A one-dimensional model solving the Reynolds-averaged Navier-Stokes and advection-diffusion equations in conjunction with a k - epsilon model for turbulence closure is used to systematically explore net sediment transport rates beneath skewed asymmetric waves under sheet flow conditions. The model, which reproduces net rates obtained in U tube experiments under purely skewed and asymmetric oscillatory flow well, is forced with an analytical expression of free stream oscillatory flow in which we varied the degree of skewness versus asymmetry, the magnitude of the total wave nonlinearity, the oscillatory flow amplitude, and the wave period. We find that for a wide range of conditions sediment entrained into the flow during a particular wave half-cycle has not completely settled before flow reversal and tends to be transported during the next half-cycle. Consistent with earlier work, these phase-lag effects reduce transport rates under oscillatory flow dominated by velocity skewness, while they enhance net transport rates under oscillatory flow dominated by velocity asymmetry. Phase-lag effects are particularly important in fine-medium sands (<approximate to 250 mu m).
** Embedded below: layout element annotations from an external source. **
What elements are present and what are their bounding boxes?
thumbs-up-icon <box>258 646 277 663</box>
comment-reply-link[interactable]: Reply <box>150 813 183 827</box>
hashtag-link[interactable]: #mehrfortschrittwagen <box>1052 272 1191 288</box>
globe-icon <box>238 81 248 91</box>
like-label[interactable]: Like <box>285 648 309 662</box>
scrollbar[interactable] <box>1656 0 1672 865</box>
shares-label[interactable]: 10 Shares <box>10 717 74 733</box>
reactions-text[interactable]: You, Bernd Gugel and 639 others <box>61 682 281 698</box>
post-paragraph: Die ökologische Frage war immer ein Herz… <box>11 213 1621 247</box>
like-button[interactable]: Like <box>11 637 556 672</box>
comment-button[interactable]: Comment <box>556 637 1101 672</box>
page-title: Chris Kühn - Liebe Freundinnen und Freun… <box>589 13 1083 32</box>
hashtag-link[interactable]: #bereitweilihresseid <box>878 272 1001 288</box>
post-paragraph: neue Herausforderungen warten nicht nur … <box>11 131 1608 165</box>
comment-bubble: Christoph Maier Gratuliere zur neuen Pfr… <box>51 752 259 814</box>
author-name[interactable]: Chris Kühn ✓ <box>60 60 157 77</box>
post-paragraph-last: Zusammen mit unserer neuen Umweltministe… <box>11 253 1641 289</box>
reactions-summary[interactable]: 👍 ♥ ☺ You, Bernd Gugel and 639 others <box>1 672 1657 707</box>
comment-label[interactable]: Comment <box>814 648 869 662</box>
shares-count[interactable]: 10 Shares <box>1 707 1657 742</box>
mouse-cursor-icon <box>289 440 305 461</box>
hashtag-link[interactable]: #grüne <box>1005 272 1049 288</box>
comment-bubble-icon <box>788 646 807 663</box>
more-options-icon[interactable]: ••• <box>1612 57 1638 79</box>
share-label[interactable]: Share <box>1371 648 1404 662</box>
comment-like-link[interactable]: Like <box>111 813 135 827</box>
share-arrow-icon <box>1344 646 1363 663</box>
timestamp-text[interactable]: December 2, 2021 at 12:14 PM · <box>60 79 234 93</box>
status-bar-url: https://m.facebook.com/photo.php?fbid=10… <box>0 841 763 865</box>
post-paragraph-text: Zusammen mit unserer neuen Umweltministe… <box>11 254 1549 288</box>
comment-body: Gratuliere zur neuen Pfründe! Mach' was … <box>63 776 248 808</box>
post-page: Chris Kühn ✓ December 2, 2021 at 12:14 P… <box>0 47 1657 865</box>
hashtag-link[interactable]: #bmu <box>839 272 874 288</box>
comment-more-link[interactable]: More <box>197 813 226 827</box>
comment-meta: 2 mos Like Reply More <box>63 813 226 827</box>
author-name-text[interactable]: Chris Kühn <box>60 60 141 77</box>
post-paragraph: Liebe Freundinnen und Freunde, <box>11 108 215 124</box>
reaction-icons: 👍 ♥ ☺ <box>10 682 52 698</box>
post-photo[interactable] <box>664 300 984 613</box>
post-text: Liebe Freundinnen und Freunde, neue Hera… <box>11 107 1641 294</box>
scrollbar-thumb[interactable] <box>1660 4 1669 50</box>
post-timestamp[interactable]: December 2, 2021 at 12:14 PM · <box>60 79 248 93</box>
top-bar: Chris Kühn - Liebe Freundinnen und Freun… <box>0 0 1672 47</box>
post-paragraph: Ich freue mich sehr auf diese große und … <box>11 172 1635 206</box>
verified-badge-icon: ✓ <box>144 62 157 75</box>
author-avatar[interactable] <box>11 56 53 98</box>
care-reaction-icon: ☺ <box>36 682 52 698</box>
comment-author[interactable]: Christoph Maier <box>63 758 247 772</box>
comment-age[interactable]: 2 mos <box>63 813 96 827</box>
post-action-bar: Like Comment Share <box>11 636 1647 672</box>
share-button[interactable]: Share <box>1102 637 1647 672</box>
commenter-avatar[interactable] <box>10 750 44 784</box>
For a given grain size phase-lag effects become more pronounced with an increase in wave nonlinearity and in velocity amplitude, and with a decrease (increase) in wave period under skewed (asymmetric) oscillatory flow. When phase-lag effects are negligible, transport rates are largest under skewed oscillatory flow containing some asymmetry; otherwise, they are largest under asymmetric flow. Our work implies that nearshore sediment transport equations based on the instantaneous bed shear stress may be restricted in applicability to situations when the grain size exceeds similar to 250 mu m.